Ich bin es ja, ihr Narren, rief plötzlich Manfreds bekannte Stimme, indem er mit seinem natürlichen Gange näher kam. O er ist unerträglich, sagte Rosalie; glaubst du denn, daß ich nicht eben so stark schaudre, wenn ich gleich erkenne, daß das Gespenst nur eine weiße Maske ist, gerade deshalb, weil du, der Bekannte, der Befreundete, mir so grauenvoll erscheinst? Diese Vermischung dessen, was uns lieb und entsetzlich ist, ist gerade das Widerwärtigste. So will er auch immer nicht begreifen, daß ich mich vor ihm fürchte, wenn er, wandelt ihn einmal die Laune an, den Betrunkenen so natürlich spielt, und daß ich eben so gern einen wirklich Berauschten oder Wahnsinnigen vor mir sehen möchte. Geh, du Ungezogener, und wische dir den Puder aus dem Gesichte.
Nicht eher, sagte Manfred, bis du, und Auguste, und Clara, mir jede einen Kuß gegeben haben. Er ging auf sie zu, die drei Frauen aber flohen mit den Lichtern, die sie in den Händen hielten, durch den offenen Saal in den Garten, und die weiße behelmte Figur rannte ihnen nach. Man hörte sie kreischen, und sah die drei Lichter und schlanken Gestalten durch den Buchengang schweben, dann um die Laube biegen, und dem Springbrunnen vorüber sich in den großen Baumgang verlieren. Plötzlich vernahm man ein lautes Aufrauschen im größten Brunnen, wie wenn eine große Wucht hinein stürzte, und das Wasser klatschend darüber zusammen schlüge. Die Geängstigten stürzten mit ihren Lichtern herzu, und Manfred, welcher hinein gesprungen war, gab der zunächst stehenden Clara einen flüchtigen Kuß, dann seiner Gattin, und auch Auguste durfte sich nicht weigern, weil er schwur, widrigenfalls die ganze Nacht im Bassin zu verharren. Nun habe ich meinen Willen gehabt, sagte Manfred ruhig, und nun wird es wohl an der Zeit sein, mich umzukleiden oder vielmehr zu entkleiden, und mich im Bette zu erwärmen.
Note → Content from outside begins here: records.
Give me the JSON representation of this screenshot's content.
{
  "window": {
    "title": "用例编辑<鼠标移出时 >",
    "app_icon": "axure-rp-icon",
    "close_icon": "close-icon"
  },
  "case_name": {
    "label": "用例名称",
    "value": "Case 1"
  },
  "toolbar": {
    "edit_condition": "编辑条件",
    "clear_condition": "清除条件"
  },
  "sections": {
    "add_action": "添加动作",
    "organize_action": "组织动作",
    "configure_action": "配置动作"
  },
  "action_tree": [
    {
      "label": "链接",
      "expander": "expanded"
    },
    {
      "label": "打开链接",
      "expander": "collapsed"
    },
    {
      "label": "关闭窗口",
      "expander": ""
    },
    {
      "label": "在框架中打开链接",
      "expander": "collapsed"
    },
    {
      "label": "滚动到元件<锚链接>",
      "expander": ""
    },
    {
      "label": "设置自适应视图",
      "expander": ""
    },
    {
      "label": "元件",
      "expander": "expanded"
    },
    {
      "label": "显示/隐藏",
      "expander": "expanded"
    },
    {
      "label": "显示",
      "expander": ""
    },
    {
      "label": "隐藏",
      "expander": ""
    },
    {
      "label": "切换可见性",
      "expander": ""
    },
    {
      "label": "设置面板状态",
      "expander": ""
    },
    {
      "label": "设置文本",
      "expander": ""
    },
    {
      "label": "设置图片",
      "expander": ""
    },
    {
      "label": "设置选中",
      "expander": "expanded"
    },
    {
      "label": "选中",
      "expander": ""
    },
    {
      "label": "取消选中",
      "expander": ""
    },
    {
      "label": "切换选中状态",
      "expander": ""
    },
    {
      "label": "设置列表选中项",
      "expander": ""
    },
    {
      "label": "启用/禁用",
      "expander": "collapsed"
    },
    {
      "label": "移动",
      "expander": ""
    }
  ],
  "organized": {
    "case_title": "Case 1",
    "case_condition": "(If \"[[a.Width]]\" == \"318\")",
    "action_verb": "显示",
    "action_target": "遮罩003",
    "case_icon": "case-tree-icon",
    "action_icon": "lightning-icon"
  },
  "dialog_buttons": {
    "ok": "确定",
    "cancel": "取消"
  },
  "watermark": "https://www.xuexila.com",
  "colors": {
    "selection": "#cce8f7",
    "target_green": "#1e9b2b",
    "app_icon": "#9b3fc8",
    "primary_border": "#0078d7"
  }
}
Man schalt und lachte, und Emilie war besonders unzufrieden. Die Frauen und Manfred gingen hinauf. Die übrigen Freunde blieben noch im Garten, wo sie nach einiger Zeit von dem obern Zimmer Gesang ertönen hörten, der lieblich durch den Garten scholl. Es war ein Singestück von Palestrina, welches die drei Frauen ohne Begleitung eines Instruments ausführten.